Posted November 08, 2020
WinterSnowfall: That's quite the paradigm shift. Is it for performance reasons or just more optimal coding?
Writing an explanation for my decision took quite a lot of attempts because I myself wasn't sure what the most important factors were. I'd say relational databases are not really made for big scale updates of data but mostly smaller incremental updates where consistency is important. This means a lot of synchronization between the application and DB to keep relationships intact. The overhead of the constant select and update statements is massive for the current updater. Keeping things in memory is not really an option as well because it doesn't scale well.
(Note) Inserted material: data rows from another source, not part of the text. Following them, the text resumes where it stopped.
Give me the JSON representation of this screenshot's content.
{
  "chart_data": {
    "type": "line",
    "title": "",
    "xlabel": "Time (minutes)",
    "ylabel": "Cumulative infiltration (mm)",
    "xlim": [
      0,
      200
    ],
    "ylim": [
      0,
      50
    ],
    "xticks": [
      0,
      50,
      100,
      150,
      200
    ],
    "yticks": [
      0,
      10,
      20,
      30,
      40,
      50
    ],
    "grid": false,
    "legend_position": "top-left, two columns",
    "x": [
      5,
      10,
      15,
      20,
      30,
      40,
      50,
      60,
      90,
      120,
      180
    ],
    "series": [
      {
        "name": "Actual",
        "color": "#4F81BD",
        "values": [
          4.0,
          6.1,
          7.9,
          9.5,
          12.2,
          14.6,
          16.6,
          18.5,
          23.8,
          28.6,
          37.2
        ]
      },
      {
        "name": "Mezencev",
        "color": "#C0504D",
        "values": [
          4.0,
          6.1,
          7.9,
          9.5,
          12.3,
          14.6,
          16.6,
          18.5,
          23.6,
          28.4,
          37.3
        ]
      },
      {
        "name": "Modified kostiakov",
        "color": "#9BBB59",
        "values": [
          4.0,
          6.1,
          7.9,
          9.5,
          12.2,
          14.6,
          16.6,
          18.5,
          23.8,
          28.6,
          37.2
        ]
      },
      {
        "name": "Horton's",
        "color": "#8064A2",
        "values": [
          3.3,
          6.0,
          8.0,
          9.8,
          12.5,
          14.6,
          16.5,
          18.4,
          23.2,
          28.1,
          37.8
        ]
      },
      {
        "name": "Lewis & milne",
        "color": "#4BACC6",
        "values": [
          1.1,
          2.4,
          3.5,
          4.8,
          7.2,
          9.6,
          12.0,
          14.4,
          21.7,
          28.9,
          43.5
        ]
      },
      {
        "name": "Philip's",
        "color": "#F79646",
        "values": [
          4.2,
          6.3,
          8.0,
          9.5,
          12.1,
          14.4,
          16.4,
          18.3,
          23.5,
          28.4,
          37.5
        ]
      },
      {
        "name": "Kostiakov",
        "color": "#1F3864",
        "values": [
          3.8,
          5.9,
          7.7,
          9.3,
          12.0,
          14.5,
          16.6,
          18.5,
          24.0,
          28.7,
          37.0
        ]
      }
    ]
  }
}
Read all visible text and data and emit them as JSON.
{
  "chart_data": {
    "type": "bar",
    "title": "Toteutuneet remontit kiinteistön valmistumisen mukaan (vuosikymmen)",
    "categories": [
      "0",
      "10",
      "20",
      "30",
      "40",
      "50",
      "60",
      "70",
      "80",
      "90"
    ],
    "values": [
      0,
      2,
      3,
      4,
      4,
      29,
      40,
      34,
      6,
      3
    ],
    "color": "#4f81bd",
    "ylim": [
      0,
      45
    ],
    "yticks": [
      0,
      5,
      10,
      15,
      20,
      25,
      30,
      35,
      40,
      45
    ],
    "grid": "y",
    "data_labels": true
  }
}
What I really want to do is fetch all the new data, merge it with the old one, compare the two versions, dump everything out again and not worry about any previous state. NoSQL lets me do that. Writing code to abstract the data in a way that a relational database can deal with also wasn't really fun. I'd have a Pythonic data representation and one that the DB could deal with and a lot of code to convert between the two. With the new architecture very little data conversion needs to happen.
Of course, querying becomes a problem when there's no database engine taking care of the optimization. My current plan is to either generate index-like data structures manually and store them as JSON or insert relevant values into a disposable SQLite DB that runs the query and references the full version in the NoSQL storage. Depends on if it's really worth it pulling in another dependency.